Come per i fiocchi di neve, gli individui e altri prodotti della Natura, non è possibile trovare due pezzi di legno perfettamente identici. Forse è anche per questa peculiarità che gli edifici in legno di solito ci danno una maggior sensazione di calore, ci fanno sentire più in sintonia con l’ambiente, come se riconoscessimo in essi un qualcosa di vivo e familiare che ci racconta di una relazione intrinseca tra natura e ambiente costruito.
La struttura delle costruzioni del futuro sarà fatta dello stesso materiale delle palafitte preistoriche: il legno.

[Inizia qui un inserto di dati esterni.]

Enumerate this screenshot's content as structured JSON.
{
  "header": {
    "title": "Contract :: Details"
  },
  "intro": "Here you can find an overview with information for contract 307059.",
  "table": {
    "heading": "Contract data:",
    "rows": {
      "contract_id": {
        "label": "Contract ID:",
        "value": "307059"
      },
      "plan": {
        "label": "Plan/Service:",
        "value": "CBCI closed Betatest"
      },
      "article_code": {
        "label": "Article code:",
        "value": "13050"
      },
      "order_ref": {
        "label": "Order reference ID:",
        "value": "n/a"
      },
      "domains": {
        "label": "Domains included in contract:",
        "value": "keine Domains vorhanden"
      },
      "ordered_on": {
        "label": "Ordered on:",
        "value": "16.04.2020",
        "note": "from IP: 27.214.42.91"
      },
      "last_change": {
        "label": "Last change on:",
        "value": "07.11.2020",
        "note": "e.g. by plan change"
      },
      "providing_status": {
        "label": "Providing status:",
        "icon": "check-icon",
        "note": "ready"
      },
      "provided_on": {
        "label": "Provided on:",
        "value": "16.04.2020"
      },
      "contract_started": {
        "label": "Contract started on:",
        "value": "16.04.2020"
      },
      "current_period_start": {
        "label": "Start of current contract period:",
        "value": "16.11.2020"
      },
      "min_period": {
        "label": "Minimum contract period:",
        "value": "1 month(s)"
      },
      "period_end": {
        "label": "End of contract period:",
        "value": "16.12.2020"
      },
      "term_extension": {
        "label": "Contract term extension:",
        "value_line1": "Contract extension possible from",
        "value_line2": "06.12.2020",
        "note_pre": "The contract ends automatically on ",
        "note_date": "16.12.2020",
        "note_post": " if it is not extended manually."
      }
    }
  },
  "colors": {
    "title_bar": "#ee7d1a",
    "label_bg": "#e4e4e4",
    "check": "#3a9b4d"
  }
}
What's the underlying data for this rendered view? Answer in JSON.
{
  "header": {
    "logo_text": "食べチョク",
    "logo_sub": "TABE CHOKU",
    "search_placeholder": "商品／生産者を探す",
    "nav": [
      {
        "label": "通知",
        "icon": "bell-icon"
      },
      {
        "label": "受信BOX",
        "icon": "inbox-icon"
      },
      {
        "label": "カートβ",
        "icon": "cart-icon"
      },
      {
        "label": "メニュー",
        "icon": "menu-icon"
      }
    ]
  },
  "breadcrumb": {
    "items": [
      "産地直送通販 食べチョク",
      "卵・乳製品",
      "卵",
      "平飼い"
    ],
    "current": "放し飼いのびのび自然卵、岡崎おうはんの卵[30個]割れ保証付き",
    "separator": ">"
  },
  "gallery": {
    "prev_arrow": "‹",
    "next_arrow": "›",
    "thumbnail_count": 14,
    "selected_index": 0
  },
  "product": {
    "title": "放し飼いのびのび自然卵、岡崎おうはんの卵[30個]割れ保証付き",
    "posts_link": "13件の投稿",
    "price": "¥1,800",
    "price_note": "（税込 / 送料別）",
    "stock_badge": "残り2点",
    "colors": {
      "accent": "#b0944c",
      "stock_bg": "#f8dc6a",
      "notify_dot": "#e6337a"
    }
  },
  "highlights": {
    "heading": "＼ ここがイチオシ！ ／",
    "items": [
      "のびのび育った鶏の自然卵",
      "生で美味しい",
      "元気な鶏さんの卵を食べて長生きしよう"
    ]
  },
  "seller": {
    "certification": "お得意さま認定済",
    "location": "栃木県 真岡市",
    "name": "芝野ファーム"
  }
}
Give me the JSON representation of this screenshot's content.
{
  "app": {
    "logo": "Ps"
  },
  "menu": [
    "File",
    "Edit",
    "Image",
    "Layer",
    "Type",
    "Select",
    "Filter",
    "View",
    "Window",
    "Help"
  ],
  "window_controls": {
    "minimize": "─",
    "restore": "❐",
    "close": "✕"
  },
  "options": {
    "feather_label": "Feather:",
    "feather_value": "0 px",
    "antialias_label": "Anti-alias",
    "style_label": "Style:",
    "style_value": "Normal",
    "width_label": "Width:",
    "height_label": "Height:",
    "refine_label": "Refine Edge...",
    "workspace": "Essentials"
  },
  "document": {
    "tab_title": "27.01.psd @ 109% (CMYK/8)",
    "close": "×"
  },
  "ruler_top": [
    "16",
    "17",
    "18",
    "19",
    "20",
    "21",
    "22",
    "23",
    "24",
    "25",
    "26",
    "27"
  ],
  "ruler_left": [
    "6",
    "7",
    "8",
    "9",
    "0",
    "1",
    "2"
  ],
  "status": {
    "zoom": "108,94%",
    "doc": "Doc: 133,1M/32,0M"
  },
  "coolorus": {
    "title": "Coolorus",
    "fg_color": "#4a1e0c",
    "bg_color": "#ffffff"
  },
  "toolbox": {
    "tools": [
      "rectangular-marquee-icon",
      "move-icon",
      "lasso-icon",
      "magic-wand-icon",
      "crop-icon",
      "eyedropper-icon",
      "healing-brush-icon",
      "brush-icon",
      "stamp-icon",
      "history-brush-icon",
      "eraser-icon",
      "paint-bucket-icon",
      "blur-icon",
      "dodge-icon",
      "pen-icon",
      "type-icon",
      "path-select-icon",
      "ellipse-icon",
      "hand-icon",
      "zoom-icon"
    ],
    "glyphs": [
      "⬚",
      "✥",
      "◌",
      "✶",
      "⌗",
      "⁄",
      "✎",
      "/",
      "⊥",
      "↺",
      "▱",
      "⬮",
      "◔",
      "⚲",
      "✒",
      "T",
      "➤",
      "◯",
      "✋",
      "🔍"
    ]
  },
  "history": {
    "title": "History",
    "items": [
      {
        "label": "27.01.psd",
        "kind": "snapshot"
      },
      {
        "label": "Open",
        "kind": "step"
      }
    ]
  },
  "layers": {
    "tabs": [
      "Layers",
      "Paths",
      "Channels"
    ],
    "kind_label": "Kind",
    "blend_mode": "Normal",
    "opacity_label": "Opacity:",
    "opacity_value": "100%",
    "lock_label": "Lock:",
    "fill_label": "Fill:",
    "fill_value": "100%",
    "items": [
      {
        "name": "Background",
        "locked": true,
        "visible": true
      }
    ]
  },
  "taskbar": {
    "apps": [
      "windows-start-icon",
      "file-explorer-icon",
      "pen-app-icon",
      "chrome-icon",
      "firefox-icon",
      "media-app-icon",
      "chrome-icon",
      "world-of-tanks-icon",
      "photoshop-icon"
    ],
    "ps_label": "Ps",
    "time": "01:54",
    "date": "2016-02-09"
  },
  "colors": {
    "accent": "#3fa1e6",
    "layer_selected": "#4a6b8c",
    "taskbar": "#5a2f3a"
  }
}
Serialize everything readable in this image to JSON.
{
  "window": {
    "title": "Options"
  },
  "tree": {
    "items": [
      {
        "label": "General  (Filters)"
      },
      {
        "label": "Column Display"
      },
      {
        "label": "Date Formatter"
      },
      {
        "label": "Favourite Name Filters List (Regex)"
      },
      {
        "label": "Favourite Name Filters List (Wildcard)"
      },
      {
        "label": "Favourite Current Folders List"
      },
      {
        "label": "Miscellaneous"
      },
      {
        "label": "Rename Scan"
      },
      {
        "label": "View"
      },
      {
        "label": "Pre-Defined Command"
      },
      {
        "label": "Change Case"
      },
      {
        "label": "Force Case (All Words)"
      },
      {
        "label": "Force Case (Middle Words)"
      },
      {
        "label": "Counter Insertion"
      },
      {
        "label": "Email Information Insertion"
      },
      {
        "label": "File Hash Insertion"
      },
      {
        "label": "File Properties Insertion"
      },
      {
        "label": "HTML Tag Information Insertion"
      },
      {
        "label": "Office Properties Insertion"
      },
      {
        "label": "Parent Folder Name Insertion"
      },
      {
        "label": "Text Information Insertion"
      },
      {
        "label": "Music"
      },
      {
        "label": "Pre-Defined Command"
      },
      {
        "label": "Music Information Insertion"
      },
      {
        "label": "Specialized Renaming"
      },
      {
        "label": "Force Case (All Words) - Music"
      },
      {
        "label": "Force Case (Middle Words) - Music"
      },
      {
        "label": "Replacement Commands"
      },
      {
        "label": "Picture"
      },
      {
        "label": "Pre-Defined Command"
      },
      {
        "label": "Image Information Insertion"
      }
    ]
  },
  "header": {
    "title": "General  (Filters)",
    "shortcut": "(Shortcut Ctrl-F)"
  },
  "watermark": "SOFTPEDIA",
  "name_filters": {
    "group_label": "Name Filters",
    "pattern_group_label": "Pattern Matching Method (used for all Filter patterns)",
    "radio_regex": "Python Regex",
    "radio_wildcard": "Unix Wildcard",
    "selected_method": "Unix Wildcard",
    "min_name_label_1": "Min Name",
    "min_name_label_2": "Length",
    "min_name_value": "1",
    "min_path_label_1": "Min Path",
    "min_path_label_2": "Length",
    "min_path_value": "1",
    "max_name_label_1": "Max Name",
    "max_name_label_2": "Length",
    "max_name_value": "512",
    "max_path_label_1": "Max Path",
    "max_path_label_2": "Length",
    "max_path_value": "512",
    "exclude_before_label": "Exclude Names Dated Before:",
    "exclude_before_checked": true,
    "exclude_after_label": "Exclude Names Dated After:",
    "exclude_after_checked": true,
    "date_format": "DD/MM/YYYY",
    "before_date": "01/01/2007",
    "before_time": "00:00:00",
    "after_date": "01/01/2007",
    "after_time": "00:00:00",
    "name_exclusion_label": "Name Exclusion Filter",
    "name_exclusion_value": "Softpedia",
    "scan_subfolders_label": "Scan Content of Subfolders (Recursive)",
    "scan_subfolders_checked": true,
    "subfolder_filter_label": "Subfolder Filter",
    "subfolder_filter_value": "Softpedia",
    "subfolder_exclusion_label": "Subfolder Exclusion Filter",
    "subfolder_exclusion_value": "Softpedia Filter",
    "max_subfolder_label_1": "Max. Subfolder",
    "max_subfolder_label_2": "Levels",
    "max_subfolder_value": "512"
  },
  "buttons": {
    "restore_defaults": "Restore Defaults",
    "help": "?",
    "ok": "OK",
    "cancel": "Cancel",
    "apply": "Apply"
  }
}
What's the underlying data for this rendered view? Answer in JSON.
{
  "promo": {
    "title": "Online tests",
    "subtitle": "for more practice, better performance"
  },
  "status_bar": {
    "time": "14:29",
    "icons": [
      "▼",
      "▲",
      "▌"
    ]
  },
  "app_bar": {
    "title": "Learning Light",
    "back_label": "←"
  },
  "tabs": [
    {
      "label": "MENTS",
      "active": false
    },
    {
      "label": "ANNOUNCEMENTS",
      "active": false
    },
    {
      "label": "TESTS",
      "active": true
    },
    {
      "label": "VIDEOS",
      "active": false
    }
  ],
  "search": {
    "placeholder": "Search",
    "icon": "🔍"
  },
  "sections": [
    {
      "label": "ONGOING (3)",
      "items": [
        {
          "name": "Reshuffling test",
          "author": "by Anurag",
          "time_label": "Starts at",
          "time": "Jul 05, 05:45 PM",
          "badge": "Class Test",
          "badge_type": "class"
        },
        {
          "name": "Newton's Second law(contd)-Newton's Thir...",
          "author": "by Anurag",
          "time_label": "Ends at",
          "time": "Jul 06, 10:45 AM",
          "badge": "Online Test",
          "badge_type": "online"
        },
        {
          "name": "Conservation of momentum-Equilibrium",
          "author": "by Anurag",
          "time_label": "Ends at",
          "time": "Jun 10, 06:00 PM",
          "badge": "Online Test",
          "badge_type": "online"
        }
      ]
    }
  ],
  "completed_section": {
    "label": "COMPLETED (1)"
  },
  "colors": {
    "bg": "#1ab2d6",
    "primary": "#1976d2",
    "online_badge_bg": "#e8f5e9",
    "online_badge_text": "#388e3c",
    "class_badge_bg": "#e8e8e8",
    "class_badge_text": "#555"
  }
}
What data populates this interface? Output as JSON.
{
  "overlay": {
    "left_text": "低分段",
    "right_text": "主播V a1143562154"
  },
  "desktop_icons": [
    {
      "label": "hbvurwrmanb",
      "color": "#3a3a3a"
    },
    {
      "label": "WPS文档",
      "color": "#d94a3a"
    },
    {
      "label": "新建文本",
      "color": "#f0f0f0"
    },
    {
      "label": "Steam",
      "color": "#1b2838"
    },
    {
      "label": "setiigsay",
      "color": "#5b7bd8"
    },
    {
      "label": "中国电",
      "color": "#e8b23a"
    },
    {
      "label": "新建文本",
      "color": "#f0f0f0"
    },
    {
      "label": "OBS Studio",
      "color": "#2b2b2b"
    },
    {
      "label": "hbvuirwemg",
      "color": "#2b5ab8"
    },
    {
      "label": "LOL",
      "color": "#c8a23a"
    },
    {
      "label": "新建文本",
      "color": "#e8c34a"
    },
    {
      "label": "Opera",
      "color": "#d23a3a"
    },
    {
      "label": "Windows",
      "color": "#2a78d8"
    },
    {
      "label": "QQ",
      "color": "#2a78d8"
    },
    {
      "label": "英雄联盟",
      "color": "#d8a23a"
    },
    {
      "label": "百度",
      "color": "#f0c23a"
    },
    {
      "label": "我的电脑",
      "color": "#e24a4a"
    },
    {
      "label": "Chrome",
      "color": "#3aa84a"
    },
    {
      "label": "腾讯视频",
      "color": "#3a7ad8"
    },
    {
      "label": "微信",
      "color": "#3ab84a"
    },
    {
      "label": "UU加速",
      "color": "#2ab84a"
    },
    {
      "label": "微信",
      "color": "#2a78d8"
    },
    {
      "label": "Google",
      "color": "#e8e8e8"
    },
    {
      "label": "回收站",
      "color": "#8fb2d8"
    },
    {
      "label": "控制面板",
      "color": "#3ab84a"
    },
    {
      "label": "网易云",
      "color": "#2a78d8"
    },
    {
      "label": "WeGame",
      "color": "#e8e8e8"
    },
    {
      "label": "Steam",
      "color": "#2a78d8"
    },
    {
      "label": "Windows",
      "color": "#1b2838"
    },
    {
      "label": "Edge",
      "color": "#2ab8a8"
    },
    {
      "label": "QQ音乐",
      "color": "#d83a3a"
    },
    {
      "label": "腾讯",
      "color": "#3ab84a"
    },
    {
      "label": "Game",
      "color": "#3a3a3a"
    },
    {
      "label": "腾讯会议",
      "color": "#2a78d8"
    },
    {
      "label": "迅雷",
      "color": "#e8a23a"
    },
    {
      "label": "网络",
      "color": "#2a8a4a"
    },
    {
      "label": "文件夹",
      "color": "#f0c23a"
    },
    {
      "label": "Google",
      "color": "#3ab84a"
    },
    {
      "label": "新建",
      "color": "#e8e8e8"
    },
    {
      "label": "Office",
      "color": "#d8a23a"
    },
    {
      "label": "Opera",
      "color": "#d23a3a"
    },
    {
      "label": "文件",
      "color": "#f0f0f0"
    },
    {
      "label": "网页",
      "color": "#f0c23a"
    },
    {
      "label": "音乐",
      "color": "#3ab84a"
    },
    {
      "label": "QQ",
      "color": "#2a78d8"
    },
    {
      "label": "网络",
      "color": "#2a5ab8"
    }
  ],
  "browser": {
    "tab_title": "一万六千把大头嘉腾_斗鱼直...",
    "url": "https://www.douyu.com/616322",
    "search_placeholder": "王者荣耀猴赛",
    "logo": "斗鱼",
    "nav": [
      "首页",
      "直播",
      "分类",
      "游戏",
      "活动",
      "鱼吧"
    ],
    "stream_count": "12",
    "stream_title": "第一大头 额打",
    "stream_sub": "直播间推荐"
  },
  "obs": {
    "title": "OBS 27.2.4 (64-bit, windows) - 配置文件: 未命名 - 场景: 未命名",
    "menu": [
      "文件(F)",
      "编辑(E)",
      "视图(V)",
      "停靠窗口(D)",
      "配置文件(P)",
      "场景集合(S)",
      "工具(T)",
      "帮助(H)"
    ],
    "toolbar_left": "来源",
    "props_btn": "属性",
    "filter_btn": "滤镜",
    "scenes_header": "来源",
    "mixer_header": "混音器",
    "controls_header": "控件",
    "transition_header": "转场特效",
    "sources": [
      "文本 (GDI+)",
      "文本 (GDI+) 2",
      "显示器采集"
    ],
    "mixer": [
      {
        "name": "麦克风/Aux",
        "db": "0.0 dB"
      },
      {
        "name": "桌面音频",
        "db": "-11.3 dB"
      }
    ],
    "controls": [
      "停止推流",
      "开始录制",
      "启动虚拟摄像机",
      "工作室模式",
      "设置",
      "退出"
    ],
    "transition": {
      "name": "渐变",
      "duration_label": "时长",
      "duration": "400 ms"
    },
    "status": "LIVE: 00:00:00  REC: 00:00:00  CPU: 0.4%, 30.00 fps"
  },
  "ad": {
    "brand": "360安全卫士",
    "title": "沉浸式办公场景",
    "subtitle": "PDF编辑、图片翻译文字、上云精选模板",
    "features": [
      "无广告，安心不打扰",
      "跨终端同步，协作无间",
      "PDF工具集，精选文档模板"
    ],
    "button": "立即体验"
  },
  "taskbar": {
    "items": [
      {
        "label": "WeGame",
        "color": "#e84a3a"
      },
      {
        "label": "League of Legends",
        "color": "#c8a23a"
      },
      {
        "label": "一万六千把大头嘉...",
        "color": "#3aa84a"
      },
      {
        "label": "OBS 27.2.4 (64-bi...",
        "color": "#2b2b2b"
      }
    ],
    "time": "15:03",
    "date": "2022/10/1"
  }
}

Nuovi grattacieli e grandi edifici residenziali in legno aiuteranno a ridurre le emissioni di gas serra, rispondendo alla domanda abitativa delle metropoli dei prossimi venti anni.
In Italia siamo abituati a pensare alle case in legno in termini di baite, cottage, bungalow o poco più. Edifici comunque bassi, solitamente in un ambiente bucolico o che in ogni caso non hanno a che fare con il contesto urbano. Oppure usiamo il legno per le coperture e il lamellare per palazzetti dello sport, piscine e altre ampie superfici coperte. Diversamente ci possono venire in mente i quartieri residenziali di villette unifamiliari degli Stati Uniti, quelli che vediamo nei film. Ma siamo sempre fuori città e con un largo consumo di suolo.
Gli Italiani sono affezionati al mattone e nelle grandi città gli edifici hanno più piani, quindi non potrebbero essere costruiti con una struttura in legno.
L’architetto canadese Michael Green ha spiegato durante un TED Talks del 2013 che invece si può, offrendo una visione tanto avveniristica, quanto semplice e confortata da dati che lasciano poco spazio all’interpretazione. Proviamo a riprendere il suo discorso e a calarlo nella realtà italiana.
Nelle città oggi vive circa la metà della popolazione mondiale e si prevede che nei prossimi 20 anni questa quota salirà al 75%.
Si stima che 3 miliardi di persone nel mondo nei prossimi 20 anni avranno bisogno di una nuova casa, molto probabilmente in città, anzi proprio in quelle metropoli che già oggi ospitano 1 miliardo di persone nei loro quartieri più poveri e degradati, più altri milioni di senzatetto. Considerando che lo spazio urbano sarà sempre più ridotto, sempre più costoso e che bisognerà in qualche modo trovare una casa a così tante persone, difficilmente gli edifici si abbasseranno, quindi non saranno edifici di legno.
Poco male, abbiamo l’acciaio, il cemento e i mattoni, possiamo costruire come abbiamo fatto fino ad oggi.
Uno dei problemi è che la produzione di questi materiali comporta un'elevata emissione di anidride carbonica, in parte dovuta al passaggio per un forno a temperatura più o meno alta. Già oggi acciaio e cemento contribuiscono alla produzione di gas serra per l'8%.
Se pensiamo alla necessaria riduzione dell'anidride carbonica e all'innalzamento della temperatura dovuto ai gas serra, lo scenario di incremento demografico urbano descritto appare decisamente cupo. Già ora gli edifici e il loro normale funzionamento sono responsabili di circa la metà dell'anidride carbonica prodotta, è chiaro che riuscire a limitare il loro impatto ha una grande valenza ambientale.
Non che sul fronte dei trasporti la situazione sia più rosea, però quando pensiamo all’inquinamento ci viene più facile associarlo alle macchine che alle case e questa è già una buona garanzia per non farci dimenticare che il traffico urbano è un problema. Forse per gli edifici questo tipo di associazione non è così immediata.